Goods

Sofi Stambo

Sometimes I see her in Chinatown and follow her for a few blocks. I don’t get closer, because I don’t want to find out that she’s someone else’s grandma. I follow her from afar, so the illusion can last longer. When she grew older, grandmother Borka started to look like an elderly Chinese woman, droopy eyes, mouth like a leaf, round knots around the joints of her fingers, small and dressed to be warm and not good-looking. She used to dress to be good-looking, and to pinch her curls while they were still wet, so they would stay tight like springs. She taught me how to do it: you take all your hair in your hands and you squeeze, as if kneading dough. She had necklaces, earrings, and brooches, and didn’t mind when we played with them, and with her high-heeled shoes.

My grandma Borka had a seamstress who sewed her dresses from the cloth my uncle Eftim brought from abroad. He looked like Elvis and worked as a steward on big ships. He brought us chocolates, coffee, tins of Mister Peanut nuts and Spanish dancer dolls. He was divorced and loved to stay with my grandparents, my siblings, and me. We were the only family he had on land.

The seamstress used patterns from the German fashion magazine Burda. She knelt in front of my grandmother, and through the pins in her mouth she told the story of her dead daughter Marinka. Marinka’s beautiful face was looking at us from the portrait on the wall with a votive candle in front of it, like an icon. “Otgledano dete,” the word isn’t exactly “grown,” because one grows on its own, without external help. “Otgledano” means that someone was physically looking after it, cared for and raised it, and now when their work is done the child goes to summer camp and dies there. She swims with everyone else but feels sick, and pleads “I feel sick, I feel sick, please do something . . . ” and before they do anything, Marinka dies.

The dress is ready, we are all in tears. The seamstress gives us Turkish delight covered with powdered sugar, and we must reply, “God forgive Marinka.” My grandmother doesn’t like when we eat Turkish delight. She knows of a child who died suffocating on it, because he talked and swallowed at the same time. We cannot refuse it, since it is for Marinka. We chew in silence as though slowly turning Marinka’s death in our mouths, very carefully.

Grandma gave me one of her dresses and I brought it to America. My mother had a pair of folding scissors from her. There were also beds and cupboards and blankets, but my brother gave them all away to the gypsies when he went to live in her apartment. He wanted a fresh start. The only thing he kept was the barrel of moonshine my Grandfather bought and stored in the basement.

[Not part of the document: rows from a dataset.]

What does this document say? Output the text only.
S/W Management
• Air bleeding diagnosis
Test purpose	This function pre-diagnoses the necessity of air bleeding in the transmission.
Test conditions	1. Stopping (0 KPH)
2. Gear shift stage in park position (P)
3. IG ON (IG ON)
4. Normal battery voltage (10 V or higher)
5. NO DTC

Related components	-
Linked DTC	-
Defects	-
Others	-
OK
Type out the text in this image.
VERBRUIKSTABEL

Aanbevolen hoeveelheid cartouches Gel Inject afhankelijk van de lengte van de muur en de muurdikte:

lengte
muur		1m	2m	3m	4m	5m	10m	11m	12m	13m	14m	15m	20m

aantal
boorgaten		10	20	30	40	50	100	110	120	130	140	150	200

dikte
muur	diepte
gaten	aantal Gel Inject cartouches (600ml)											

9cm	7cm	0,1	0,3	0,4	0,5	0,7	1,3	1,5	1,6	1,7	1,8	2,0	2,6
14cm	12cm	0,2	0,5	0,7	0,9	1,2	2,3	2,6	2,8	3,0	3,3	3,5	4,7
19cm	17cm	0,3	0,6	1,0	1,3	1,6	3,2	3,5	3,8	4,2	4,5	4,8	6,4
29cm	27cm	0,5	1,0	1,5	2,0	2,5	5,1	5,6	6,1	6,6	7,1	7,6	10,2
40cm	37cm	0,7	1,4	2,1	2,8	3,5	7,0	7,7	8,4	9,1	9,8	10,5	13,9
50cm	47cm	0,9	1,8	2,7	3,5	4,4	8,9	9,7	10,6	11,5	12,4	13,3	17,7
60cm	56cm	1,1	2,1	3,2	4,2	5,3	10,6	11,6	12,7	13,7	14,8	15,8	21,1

I’ve been thinking about this a lot lately. How would you feel if the sales person had told you at the time you were paying for your purchase (a kettle, a chair, a barrel of moonshine, or a dress) that it would outlive you? Have I already bought mine? Do I already own that thing that will be physically stronger than me and stay after I am gone?

This piece of fine Italian cloth, which grandma will wear at every school concert and at every graduation ceremony of her students, as well as to all of the socialist parades, will end up leaving Varna and arrive in New York. I will wear it to parties, and keep mending the small holes in it until I realize that if I continue to wash it, it will dissolve. Now it hangs in the closet, wrapped in “We are happy to serve you” plastic from the cleaners. Museum-display-like, it is the only physical reminder that Borka ever was.